Daily Scriptures Reflection for Friday

Scripture: lectionary 435. I Cor. 4:1-5. Psalm 37:3-4.5-6.27-28.39-40. Luke 5:33-39:

Friday's Readings

Jesus and his disciples are criticized because they are not fasting and attending prayer in the synagogue as do the disciples of the Pharisees and John the Baptist. Jesus listens to their complaint and explains clearly why his disciples do not fast and pray at the regular times that others do. He uses the analogy of a wedding feast where the bridegroom, the bride and the guests are there for celebrating not fasting or prayer. When the bridegroom is present there is not to be any fasting.

Jesus applies this to what he and his disciples are called to do while he is with them teaching and preaching the plan and will of God for all who are willing to listen. His active ministry is a form of prayer and rejoicing; they are to do what he does with great joy and enthusiasm.

We know the full story of Jesus. He is anticipating the mission he has from his Father and doing God’s will with joy. Good Friday will come soon enough and then his disciples will mourn, fast, and pray.

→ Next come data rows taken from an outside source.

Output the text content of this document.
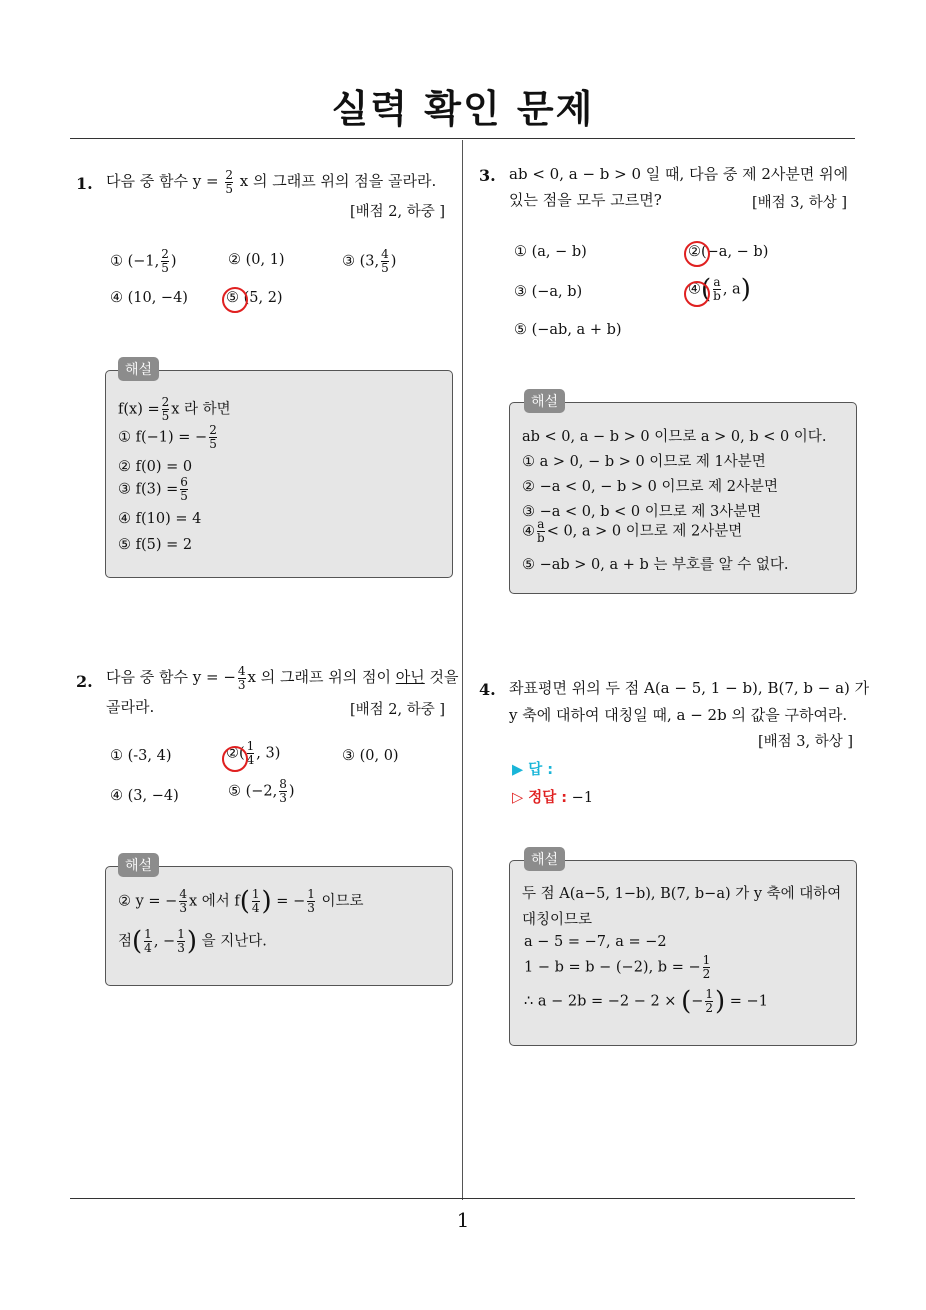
실력 확인 문제
1. 다음 중 함수 $y = \frac{2}{5}$ x 의 그래프 위의 점을 골라라.
[배점 2, 하중 ]
① (−1, $\frac{2}{5}$ )	② (0, 1)	③ (3, $\frac{4}{5}$ )
④ (10, −4)	⑤ (5, 2)
해설
$f(x) = \frac{2}{5}$ x 라 하면
① f(−1) = − $\frac{2}{5}$
② f(0) = 0
③ $f(3) = \frac{6}{5}$
④ f(10) = 4
⑤ f(5) = 2
2. 다음 중 함수 y = − $\frac{4}{3}$ x 의 그래프 위의 점이 아닌 것을
골라라.	[배점 2, 하중 ]
① (-3, 4)	②( $\frac{1}{4}$ , 3)	③ (0, 0)
④ (3, −4)	⑤ (−2, $\frac{8}{3}$ )
해설
② y = − $\frac{4}{3}$ x 에서 $f( \frac{1}{4}$ ) = − $\frac{1}{3}$ 이므로
점( $\frac{1}{4}$ , − $\frac{1}{3}$ ) 을 지난다.
3. ab < 0, a − b > 0 일 때, 다음 중 제 2사분면 위에
있는 점을 모두 고르면?	[배점 3, 하상 ]
① (a, − b)	②(−a, − b)
③ (−a, b)	④( $\frac{a}{b}$ , a)
⑤ (−ab, a + b)
해설
ab < 0, a − b > 0 이므로 a > 0, b < 0 이다.
① a > 0, − b > 0 이므로 제 1사분면
② −a < 0, − b > 0 이므로 제 2사분면
③ −a < 0, b < 0 이므로 제 3사분면
④ $\frac{a}{b} < 0$, a > 0 이므로 제 2사분면
⑤ −ab > 0, a + b 는 부호를 알 수 없다.
4. 좌표평면 위의 두 점 A(a − 5, 1 − b), B(7, b − a) 가
y 축에 대하여 대칭일 때, a − 2b 의 값을 구하여라.
[배점 3, 하상 ]
▶ 답 :
▷ 정답 : −1
해설
두 점 A(a−5, 1−b), B(7, b−a) 가 y 축에 대하여
대칭이므로
a − 5 = −7, a = −2
1 − b = b − (−2), b = − $\frac{1}{2}$
∴ a − 2b = −2 − 2 × (− $\frac{1}{2}$ ) = −1
1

Fasting will then be the correct way of mourning the loss of the bridegroom. But now the feast is ready, and the wines are prepared in skins that will keep the best wine; not new skins lest the wine be spoiled or spilled. Garments are patched with the same type of cloth not with patches that will separate and tear the clothing used during a wedding.

Jesus has strengthened his answer to the religious leaders by drawing on images from ordinary everyday life that makes sense during special times of celebrating. A marriage feast is an ideal time for such rejoicing and refraining from fasting. We have to also celebrate the presence of Jesus during different season of the liturgy with new ways and new readings that are appropriate for Lent, Advent, Easter, etc.

The Presence of Jesus is central to these times of both joy or prayer or fasting. The bridegroom is there for us to enjoy as a friend and companion in what we do in good times and rough times.

St. Paul also teaches us that the Lord is the one who will judge us on what we do as appropriate for the respect we have for the presence of the Lord. God brings to light what is hidden in darkness and manifests the intentions of our hearts. We are learning wholesome wisdom from both Paul and Jesus in the readings for this day. Amen.